For her birthday we'd drive, a solo Mom and Mimi trip, to New York to go visit her dear friends from Ethiopia, who were adopted a few months before she was to a family upstate. When I told her her reaction was fairly sedate, not earth shattering, but her smile and her confidence were back. Sometimes, a happy contended kid is more important than a WOW! moment.

We prepped by checking out a few books on CD with the hard back novels to hold and for her to follow along (Superfudge by Judy Blume and Trumpet of the Swan by EB White were our travel companions) and left late on a Friday afternoon. Five hours of girl time with just us was pure bliss.

We arrived late at night to their house, and Mimi was able to get a feel for what I had planned and wanted all along for her, by surprising her friends who had no idea she was coming. Fifteen minutes into our stay the three girls had jammies on and closed the door and giggled themselves to sleep.

girls 4
The above picture is actually from the 2nd night, when I took them to a hotel and they stayed up late watching movies. I really wish I had a picture of the three girls sharing a bed. They clearly were used to it, as they all rolled over into a ball of snuggles and fell asleep instantly. It was the cutest thing I've ever seen such big "kids" do.

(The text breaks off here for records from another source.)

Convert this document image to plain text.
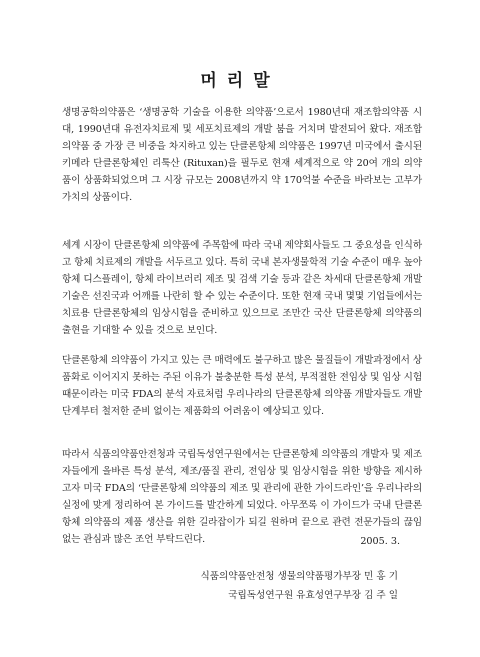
머리말

생명공학의약품은 ‘생명공학 기술을 이용한 의약품’으로서 1980년대 재조합의약품 시대, 1990년대 유전자치료제 및 세포치료제의 개발 붐을 거치며 발전되어 왔다. 재조합의약품 중 가장 큰 비중을 차지하고 있는 단클론항체 의약품은 1997년 미국에서 출시된 키메라 단클론항체인 리툭산 (Rituxan)을 필두로 현재 세계적으로 약 20여 개의 의약품이 상품화되었으며 그 시장 규모는 2008년까지 약 170억불 수준을 바라보는 고부가가치의 상품이다.

세계 시장이 단클론항체 의약품에 주목함에 따라 국내 제약회사들도 그 중요성을 인식하고 항체 치료제의 개발을 서두르고 있다. 특히 국내 본자생물학적 기술 수준이 매우 높아 항체 디스플레이, 항체 라이브러리 제조 및 검색 기술 등과 같은 차세대 단클론항체 개발 기술은 선진국과 어깨를 나란히 할 수 있는 수준이다. 또한 현재 국내 몇몇 기업들에서는 치료용 단클론항체의 임상시험을 준비하고 있으므로 조만간 국산 단클론항체 의약품의 출현을 기대할 수 있을 것으로 보인다.

단클론항체 의약품이 가지고 있는 큰 매력에도 불구하고 많은 물질들이 개발과정에서 상품화로 이어지지 못하는 주된 이유가 불충분한 특성 분석, 부적절한 전임상 및 임상 시험 때문이라는 미국 FDA의 분석 자료처럼 우리나라의 단클론항체 의약품 개발자들도 개발단계부터 철저한 준비 없이는 제품화의 어려움이 예상되고 있다.

따라서 식품의약품안전청과 국립독성연구원에서는 단클론항체 의약품의 개발자 및 제조자들에게 올바른 특성 분석, 제조/품질 관리, 전임상 및 임상시험을 위한 방향을 제시하고자 미국 FDA의 ‘단클론항체 의약품의 제조 및 관리에 관한 가이드라인’을 우리나라의 실정에 맞게 정리하여 본 가이드를 발간하게 되었다. 아무쪼록 이 가이드가 국내 단클론항체 의약품의 제품 생산을 위한 길라잡이가 되길 원하며 끝으로 관련 전문가들의 끊임없는 관심과 많은 조언 부탁드린다.	2005. 3.
식품의약품안전청 생물의약품평가부장 민 홍 기
국립독성연구원 유효성연구부장 김 주 일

When I woke in the morning, I found Mimi and her friend "A" had found matching twinsy clothes and were reminding each other that they were still best buds. I sneaked this while they weren't looking and wiped away my tears.

the girls
More than a year apart, finally back together. 

They spend the day together with games, girly time, called other friends from Ethiopia living all over the US,
girls 5

swimming
girls 3

Making up dances



It was a weekend of teenage bliss. I enjoyed no toddlers crying at me, reading quietly by myself, and acting as willing chauffeur. Mimi was thankful, gracious, kind, silly. I was so proud of her, and delighted to see her connect with her friends. They have a special bond, a shared (crappy) experience. I loved how they moved in and out of Amharic and English together, almost without noticing. I loved getting to know their awesome mom.  What a blessing, to have these dear ones so close. Who knows, maybe 14 needs to be a big-trip kind of birthday, too. Oh, and if this is the teens, I have nothing to fear from this one.

the girls2

Happy Birthday to the best helper, best attitude having, buddy a Mama could ever have. She blows us away with her spirit, her generosity, wisdom and patience every day. I am so so lucky.

us

7 comments:

S said...

Happy Birthday to your beautiful teenage daughter!

AnnaJ said...

Such a wonderful gift. Understanding that the "surprise" was no longer a part of the gift was special. You did a good thing. It looks like a magical girl weekend. Oh happy day/year!

Jamie said...

happy birthday sweet girl!! so glad you were able to share such a wonderful time together!!!

Julie said...

Sweetness! Love the pic of them on the swings!

AmyMak said...

My friend in New Hampshire (where I live) told me I had to check out your blog...so I did! Love your adoption stories; your family is beautiful and your writing is wonderful. Thanks for sharing your stories!

Deborah said...

What a wonderful birthday gift! And I think surprises are usually best for the person planning them. The people getting surprised are deprived of the joy of anticipation, and (as in your case) have to deal with genuinely thinking nothing's going to happen. I'm glad you decided to tell Mimi about the trip.

Shay said...

WOW! You are such a good mom! What a great birthday for the two of you. The picture of the two of you is priceless!